Gansler schedules blur official, political lines

When Democratic gubernatorial candidate Douglas F. Gansler's campaign sent out a notice of an event on Thursday, something looked wrong: The anti-bullying forum was scheduled at a Prince George's County public school during class hours -- something that normally isn't allowed for a political function.

But there it was in Wednesday's news release: "Democratic gubernatorial candidate Doug Gansler will lead an anti-bullying event at Walker Mill Middle School on Thursday November 21 to challenge the Middle School Students to join the 'I Choose' campaign."


A call to the Attorney General's Office established that Gansler had been invited through that office in his official capacity. An organizer for the nonprofit Links Inc., Montina Anderson, confirmed that the organization was expecting Gansler there in his role as an attorney general who has taken an interest in the issue of bullying in the schools. Walker Mill's principal, Nicole Clifton, confirmed that the program would be strictly apolitical.

Jennifer-Bevan Dangel, executive director of Common Cause Maryland, said that while the matter falls short of a scandal Gansler had crossed into a "gray area."


"The campaign staff, if they're not careful, can start to blur the line between official public service and the campaigns," she said. "If they're letting the lines get blurry, they're heading down a slippery slope."
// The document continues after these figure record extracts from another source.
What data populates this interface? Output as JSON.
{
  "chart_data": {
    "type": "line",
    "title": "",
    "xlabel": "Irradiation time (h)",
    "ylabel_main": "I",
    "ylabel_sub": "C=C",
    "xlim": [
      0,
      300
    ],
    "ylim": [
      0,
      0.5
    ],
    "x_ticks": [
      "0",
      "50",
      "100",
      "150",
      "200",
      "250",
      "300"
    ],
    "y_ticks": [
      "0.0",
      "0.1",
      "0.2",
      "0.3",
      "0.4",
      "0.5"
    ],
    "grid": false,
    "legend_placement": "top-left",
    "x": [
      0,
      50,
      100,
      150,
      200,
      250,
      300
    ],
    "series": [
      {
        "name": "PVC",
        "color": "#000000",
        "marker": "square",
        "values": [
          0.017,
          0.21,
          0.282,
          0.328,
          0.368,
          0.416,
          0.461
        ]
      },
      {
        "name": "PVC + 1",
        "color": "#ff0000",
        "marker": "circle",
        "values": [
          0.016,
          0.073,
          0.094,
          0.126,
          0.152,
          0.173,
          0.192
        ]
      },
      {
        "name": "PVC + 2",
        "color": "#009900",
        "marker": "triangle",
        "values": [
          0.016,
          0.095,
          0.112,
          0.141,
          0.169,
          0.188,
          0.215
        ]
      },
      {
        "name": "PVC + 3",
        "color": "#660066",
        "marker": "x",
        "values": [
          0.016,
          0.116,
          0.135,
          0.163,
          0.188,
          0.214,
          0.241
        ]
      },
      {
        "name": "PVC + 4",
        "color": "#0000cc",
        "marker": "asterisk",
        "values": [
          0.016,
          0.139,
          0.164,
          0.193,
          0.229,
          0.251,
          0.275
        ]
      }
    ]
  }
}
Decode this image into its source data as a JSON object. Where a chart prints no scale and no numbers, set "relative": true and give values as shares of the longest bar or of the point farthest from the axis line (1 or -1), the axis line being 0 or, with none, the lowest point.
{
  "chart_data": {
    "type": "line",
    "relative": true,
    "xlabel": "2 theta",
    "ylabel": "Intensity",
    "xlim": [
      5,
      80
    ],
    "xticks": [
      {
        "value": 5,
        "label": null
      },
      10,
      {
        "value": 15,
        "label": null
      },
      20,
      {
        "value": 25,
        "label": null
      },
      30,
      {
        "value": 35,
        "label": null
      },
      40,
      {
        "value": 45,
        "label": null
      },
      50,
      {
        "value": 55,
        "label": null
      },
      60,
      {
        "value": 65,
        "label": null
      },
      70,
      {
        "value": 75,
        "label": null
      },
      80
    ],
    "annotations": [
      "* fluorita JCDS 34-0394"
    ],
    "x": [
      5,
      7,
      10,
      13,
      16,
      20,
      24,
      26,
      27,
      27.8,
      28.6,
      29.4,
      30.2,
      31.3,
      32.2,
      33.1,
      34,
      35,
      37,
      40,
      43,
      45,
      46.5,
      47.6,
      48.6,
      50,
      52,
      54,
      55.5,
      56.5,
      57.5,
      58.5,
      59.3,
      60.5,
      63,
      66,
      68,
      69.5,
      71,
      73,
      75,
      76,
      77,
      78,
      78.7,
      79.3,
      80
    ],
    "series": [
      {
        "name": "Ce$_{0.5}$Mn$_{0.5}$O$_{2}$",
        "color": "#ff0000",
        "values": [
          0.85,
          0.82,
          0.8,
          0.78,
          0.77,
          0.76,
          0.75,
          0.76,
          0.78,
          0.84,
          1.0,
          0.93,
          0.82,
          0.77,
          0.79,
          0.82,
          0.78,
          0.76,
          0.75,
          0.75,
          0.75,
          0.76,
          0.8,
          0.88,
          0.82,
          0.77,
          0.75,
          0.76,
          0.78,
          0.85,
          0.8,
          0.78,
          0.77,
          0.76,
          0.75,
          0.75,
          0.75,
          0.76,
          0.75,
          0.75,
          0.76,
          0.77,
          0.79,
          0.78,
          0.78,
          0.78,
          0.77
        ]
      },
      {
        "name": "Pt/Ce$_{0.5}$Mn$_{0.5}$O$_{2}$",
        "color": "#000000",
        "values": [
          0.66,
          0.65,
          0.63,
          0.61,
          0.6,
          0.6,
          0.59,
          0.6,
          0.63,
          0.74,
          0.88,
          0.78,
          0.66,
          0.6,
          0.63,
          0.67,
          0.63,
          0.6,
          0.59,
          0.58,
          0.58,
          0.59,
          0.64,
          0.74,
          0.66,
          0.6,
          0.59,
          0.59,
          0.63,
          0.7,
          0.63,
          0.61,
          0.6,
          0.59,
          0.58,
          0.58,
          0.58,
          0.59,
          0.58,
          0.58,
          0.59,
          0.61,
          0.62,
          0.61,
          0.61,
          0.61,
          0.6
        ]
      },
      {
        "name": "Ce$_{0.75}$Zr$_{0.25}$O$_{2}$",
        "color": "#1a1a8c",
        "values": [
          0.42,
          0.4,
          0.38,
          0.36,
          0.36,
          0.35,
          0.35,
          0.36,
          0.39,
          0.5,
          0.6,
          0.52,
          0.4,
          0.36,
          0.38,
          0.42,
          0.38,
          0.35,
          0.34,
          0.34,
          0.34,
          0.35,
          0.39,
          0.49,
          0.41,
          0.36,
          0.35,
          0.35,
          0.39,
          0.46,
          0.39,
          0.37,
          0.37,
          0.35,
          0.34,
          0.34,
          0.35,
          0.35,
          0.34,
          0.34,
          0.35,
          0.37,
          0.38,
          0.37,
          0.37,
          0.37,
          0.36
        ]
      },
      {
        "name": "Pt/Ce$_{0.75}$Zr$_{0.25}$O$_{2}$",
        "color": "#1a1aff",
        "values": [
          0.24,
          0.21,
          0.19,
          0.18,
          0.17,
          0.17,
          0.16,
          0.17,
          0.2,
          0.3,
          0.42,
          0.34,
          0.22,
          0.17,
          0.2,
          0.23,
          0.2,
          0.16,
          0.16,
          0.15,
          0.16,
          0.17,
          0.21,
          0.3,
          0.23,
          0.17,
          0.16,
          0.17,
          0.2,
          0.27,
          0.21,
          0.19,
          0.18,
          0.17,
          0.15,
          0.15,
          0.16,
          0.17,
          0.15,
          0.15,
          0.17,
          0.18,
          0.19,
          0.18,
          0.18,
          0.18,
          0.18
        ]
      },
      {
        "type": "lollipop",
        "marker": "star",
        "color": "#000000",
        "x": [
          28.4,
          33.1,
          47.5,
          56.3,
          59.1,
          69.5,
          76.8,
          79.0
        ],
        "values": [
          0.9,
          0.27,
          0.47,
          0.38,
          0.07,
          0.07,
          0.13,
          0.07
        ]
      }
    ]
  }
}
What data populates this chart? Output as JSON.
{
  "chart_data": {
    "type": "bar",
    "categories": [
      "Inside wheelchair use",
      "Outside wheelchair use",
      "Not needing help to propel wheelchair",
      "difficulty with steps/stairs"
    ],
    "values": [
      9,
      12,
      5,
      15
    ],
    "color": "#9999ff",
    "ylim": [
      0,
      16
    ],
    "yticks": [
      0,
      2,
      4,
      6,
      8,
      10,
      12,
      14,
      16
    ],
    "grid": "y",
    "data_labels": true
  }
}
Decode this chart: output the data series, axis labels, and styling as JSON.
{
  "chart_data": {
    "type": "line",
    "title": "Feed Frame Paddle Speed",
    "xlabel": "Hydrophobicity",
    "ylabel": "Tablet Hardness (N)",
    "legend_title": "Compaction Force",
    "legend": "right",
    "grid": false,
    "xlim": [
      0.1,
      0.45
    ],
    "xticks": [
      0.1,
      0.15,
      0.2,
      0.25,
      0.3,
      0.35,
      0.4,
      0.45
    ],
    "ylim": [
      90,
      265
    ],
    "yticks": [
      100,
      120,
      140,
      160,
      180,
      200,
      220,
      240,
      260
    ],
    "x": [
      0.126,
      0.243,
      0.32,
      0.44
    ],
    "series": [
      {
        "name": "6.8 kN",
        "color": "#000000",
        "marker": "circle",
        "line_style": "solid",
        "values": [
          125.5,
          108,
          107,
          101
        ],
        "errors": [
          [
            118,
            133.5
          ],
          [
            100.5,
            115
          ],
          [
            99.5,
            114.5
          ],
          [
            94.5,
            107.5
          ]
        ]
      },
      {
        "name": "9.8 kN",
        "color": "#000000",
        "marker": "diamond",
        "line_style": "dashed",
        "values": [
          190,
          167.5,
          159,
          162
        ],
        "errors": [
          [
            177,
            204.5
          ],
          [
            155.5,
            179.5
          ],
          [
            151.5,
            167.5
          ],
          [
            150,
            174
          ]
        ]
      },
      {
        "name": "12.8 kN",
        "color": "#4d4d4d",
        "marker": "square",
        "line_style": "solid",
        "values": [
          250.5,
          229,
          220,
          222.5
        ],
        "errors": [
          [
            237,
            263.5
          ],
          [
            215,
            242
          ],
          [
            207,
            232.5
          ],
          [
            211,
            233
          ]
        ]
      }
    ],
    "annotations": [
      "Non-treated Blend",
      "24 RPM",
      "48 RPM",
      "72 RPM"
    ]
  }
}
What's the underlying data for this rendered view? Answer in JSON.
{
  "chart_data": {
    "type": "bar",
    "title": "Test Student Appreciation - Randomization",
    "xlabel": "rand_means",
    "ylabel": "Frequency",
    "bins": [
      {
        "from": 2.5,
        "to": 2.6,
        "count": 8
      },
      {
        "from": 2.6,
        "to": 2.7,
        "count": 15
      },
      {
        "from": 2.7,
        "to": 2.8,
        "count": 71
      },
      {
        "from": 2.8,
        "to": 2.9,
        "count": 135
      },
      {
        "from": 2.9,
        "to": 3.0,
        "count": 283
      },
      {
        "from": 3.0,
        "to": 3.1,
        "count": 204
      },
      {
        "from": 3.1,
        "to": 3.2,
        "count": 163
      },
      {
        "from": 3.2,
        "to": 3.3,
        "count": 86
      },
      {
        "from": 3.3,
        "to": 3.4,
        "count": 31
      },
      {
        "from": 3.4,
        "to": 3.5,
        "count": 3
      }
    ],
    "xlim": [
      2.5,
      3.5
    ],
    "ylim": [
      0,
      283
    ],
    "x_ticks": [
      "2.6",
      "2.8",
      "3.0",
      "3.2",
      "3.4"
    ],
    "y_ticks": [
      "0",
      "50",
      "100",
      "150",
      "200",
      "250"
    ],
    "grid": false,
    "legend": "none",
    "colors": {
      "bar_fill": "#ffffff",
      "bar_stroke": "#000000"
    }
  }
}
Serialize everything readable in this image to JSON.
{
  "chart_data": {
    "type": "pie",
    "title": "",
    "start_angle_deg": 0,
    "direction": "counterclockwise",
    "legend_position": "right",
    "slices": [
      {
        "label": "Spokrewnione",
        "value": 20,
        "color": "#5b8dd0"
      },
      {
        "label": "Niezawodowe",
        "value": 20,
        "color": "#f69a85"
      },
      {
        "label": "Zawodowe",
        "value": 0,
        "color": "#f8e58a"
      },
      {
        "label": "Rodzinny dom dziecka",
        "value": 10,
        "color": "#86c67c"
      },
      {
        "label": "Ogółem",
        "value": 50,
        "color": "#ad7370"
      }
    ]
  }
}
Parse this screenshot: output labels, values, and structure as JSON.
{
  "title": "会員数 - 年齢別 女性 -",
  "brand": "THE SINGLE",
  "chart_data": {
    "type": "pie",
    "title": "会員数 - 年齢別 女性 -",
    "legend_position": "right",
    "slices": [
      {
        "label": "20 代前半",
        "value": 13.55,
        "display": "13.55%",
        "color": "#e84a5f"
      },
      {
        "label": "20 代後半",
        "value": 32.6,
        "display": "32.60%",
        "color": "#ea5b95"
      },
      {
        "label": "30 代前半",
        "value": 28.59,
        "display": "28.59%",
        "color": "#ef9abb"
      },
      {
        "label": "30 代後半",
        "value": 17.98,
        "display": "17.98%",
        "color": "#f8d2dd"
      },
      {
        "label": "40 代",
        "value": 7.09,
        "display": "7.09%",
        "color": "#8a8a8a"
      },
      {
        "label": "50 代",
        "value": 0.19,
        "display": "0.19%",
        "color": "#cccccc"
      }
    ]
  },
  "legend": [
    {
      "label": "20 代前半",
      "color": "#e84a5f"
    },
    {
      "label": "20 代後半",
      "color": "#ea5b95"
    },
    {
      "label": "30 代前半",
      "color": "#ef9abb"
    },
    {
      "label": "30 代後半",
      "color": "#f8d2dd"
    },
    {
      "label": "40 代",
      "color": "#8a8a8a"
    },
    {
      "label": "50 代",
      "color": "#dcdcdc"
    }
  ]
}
Bevan-Dangel said official and campaign events should be kept rigorously separate. She said the best practice is for the official staff to put out notice of government activities and the campaign staff to alert the media to political functions -- consulting only to avoid scheduling conflicts.

Justin Schall, campaign manager for Gansler rival Anthony G. Brown, said that's precisely how the lieutenant governor balances his competing roles. He pointed to a recent day Brown devoted to the issue of domestic violence, where the lieutenant governor had an official tour followed by a campaign policy announcement.  In that case, he said, the lieutenant governor's State House office sent out notice of the tour and the campaign put out word of the announcement.

It was not the first time the nature of Gansler events became confused. Last week a tour of a shelter that helps homeless veterans -- promoted on the campaign schedule -- turned out to be an official event reporters could not observe.

Bob Wheelock, Gansler's communications director, took the blame for any confusion. "This was Bob Wheelock's mistake," he said.

Wheelock, a former television journalist who is new to the political spokesman game, said the Gansler campaign would change the way it interacts with the official side.

"We'll try to better coordinate," he said.